So I use the following utility to get the name of a field/property from an instance of a class...

public static string FieldName<T>(Expression<Func<T>> Source)
{
    return ((MemberExpression)Source.Body).Member.Name;
}

This allows me to do the following:

public class CoolCat
{
    public string KaratePower;
}

public class Program
{
    public static Main()
    {
        public CoolCat Jimmy = new CoolCat();

        string JimmysKaratePowerField = FieldName(() => Jimmy.KaratePower);
    }
}

This is great for serialization and other times when I need a string representation of the field name.

But now, I want to be able to get the field name WITHOUT having an instance of the class - for instance, if I am setting up a table and want to dynamically link the FieldNames of the columns to actual fields in a class (so refactorings, etc. will not break it).

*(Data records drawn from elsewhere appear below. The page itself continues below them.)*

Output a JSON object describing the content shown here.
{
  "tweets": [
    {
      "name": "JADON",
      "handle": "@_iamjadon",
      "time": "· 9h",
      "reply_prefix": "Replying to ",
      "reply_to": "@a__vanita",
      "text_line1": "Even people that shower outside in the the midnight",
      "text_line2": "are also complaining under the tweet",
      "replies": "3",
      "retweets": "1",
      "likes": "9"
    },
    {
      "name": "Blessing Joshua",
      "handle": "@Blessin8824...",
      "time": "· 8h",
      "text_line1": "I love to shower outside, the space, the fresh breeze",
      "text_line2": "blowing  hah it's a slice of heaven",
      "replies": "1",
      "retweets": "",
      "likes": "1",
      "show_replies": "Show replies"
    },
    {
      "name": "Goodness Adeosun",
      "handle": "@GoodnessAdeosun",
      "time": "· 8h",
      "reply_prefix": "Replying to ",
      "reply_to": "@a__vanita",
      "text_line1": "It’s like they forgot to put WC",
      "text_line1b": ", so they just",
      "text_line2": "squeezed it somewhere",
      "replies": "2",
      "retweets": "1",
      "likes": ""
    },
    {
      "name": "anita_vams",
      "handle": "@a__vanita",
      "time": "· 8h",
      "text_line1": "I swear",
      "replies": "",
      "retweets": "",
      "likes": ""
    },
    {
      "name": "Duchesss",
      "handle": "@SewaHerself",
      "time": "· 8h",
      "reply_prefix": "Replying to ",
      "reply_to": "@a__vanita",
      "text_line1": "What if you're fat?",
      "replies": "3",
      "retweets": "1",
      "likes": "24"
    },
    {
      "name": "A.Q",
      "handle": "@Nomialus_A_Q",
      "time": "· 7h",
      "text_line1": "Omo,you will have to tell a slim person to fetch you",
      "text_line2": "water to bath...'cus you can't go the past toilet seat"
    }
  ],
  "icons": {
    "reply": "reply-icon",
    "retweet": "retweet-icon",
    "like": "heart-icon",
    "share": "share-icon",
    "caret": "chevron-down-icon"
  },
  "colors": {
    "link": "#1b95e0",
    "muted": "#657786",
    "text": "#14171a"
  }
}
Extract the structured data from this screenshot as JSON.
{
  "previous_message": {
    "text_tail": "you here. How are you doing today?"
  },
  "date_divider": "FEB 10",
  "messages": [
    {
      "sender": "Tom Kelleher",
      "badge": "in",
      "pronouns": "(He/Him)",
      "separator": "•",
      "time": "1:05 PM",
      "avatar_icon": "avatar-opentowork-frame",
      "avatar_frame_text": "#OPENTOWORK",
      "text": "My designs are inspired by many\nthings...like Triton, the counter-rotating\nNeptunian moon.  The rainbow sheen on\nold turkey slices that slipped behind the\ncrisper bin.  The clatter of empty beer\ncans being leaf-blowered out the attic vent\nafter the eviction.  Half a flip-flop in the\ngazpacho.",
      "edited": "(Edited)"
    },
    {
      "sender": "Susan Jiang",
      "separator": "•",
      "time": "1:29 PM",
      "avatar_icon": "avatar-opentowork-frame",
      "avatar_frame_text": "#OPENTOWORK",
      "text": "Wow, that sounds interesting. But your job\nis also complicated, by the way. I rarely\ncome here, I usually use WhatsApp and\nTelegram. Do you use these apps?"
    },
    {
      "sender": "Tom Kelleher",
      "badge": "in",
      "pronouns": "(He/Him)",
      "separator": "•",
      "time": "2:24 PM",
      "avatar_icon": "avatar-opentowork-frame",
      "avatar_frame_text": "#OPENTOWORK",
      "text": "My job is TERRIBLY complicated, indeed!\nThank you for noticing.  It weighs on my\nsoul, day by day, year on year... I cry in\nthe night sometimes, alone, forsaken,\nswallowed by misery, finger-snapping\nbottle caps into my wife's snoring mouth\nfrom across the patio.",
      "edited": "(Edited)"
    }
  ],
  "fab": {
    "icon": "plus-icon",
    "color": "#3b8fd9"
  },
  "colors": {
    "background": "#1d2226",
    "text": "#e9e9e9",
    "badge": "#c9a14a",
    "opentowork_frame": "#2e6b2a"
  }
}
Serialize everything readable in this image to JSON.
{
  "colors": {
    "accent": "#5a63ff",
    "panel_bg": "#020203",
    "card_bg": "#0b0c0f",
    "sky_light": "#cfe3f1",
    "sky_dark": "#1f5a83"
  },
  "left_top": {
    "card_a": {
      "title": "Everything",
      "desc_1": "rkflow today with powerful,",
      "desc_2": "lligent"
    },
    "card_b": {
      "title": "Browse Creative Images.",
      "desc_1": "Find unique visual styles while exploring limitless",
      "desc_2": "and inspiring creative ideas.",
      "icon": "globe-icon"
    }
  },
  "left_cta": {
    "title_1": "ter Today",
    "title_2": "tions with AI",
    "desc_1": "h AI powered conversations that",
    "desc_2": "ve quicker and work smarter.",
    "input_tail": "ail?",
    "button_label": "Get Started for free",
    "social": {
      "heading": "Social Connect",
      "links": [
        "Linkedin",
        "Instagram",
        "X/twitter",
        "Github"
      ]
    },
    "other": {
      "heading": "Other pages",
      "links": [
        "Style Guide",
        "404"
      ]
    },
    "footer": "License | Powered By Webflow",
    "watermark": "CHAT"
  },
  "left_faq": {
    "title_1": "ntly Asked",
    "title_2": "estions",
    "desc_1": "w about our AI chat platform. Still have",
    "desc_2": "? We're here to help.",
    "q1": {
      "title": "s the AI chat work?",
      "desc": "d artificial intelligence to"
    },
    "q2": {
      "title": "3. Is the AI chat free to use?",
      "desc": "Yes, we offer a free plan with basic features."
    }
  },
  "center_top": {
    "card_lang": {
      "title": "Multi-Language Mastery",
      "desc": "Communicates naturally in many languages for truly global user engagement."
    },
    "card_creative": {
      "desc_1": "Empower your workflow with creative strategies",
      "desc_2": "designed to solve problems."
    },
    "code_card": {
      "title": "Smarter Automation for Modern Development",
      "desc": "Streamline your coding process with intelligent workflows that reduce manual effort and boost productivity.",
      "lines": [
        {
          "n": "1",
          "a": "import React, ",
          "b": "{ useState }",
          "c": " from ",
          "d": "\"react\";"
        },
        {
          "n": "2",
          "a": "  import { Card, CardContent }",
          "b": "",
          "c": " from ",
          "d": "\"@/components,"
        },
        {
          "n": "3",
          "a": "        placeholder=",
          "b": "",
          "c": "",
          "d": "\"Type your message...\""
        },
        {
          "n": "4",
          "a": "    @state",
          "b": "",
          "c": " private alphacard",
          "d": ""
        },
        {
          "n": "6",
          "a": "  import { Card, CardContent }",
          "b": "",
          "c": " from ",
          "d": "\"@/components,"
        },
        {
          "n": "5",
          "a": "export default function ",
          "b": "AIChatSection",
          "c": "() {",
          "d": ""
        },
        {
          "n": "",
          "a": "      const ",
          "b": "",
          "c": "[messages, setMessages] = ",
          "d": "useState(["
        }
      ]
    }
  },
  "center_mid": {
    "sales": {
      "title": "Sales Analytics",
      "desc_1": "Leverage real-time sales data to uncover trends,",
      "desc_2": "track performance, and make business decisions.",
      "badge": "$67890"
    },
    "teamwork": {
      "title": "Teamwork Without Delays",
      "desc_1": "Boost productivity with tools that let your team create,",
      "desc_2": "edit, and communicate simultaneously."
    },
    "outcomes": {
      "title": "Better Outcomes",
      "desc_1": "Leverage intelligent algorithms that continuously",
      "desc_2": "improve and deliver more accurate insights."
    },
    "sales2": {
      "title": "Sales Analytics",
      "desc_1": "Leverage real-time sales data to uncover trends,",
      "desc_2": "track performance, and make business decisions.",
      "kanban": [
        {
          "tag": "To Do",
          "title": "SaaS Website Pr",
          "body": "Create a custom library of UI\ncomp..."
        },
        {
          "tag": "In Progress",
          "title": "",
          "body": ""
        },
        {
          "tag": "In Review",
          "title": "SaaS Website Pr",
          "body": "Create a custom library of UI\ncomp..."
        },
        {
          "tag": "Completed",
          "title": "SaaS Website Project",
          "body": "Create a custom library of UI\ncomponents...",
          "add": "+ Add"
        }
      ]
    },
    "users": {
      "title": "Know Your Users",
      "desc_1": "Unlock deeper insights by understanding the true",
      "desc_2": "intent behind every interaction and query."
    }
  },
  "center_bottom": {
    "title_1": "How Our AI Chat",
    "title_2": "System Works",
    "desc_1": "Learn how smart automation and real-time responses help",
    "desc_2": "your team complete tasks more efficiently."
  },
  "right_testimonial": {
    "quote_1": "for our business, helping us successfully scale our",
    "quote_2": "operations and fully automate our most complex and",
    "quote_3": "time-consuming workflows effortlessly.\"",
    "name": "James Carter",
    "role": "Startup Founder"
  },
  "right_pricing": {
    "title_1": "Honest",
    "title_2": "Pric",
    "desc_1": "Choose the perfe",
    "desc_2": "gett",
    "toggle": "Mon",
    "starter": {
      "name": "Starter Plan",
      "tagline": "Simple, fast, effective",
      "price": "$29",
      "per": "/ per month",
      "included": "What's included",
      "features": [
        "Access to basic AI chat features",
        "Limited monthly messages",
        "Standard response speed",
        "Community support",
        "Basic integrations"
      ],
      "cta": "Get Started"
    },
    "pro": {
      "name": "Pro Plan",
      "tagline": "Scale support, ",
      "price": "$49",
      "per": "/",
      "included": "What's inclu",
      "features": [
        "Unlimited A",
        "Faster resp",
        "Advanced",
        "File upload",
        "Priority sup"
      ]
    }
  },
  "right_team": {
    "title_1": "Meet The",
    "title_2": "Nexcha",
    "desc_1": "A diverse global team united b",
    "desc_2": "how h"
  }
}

Basically, I feel like I just don't quite get the syntax of how to accomplish this, but I imagine that it will look something like this:

public static string ClassFieldName<T>(Func<T> PropertyFunction)
{
     // Do something to get the field name?  I'm not sure whether 'Func' is the right thing here - but I would imagine that it is something where I could pass in a lambda type expression or something of the sort?
}

public class Program
{
    public static Main()
    {
        string CatsPowerFieldName = ClassFieldName<CoolCat>((x) => x.KaratePower);

        // This 'CatsPowerFieldName' would be set to "KaratePower".
    }
}

I hope that makes sense - I'm not very good with the vocab around this subject so I know that the question is a little vague.

like image 864
William Avatar asked Jun 05 '12 14:06

William


2 Answers

What you're trying to do is one of the reasons Microsoft created System.Reflection Try this:

using System.Reflection;  // reflection namespace

public static List<Type> GetClassPropertyNames(Type myClass)
        {
            PropertyInfo[] propertyInfos;
            propertyInfos = myClass.GetProperties(BindingFlags.Public);

            List<Type> propertyTypeNames = new List<Type>();

            // write property names
            foreach (PropertyInfo propertyInfo in propertyInfos)
            {
                propertyTypeNames .Add(propertyInfo.PropertyType);
            }

            return propertyNames;

        }
like image 177
Jason Kulatunga Avatar answered Nov 13 '22 04:11

Jason Kulatunga


I have two methods I use to do this.

The first is an extension method that can be used on any object.

public static string GetPropertyName<TEntity, TProperty>(this TEntity entity, Expression<Func<TEntity, TProperty>> propertyExpression)
{
    return propertyExpression.PropertyName();
}

Which is used like

public CoolCat Jimmy = new CoolCat();
string JimmysKaratePowerField = Jimmy.GetPropertyName(j => j.KaratePower);

The second I use when I don't have an object.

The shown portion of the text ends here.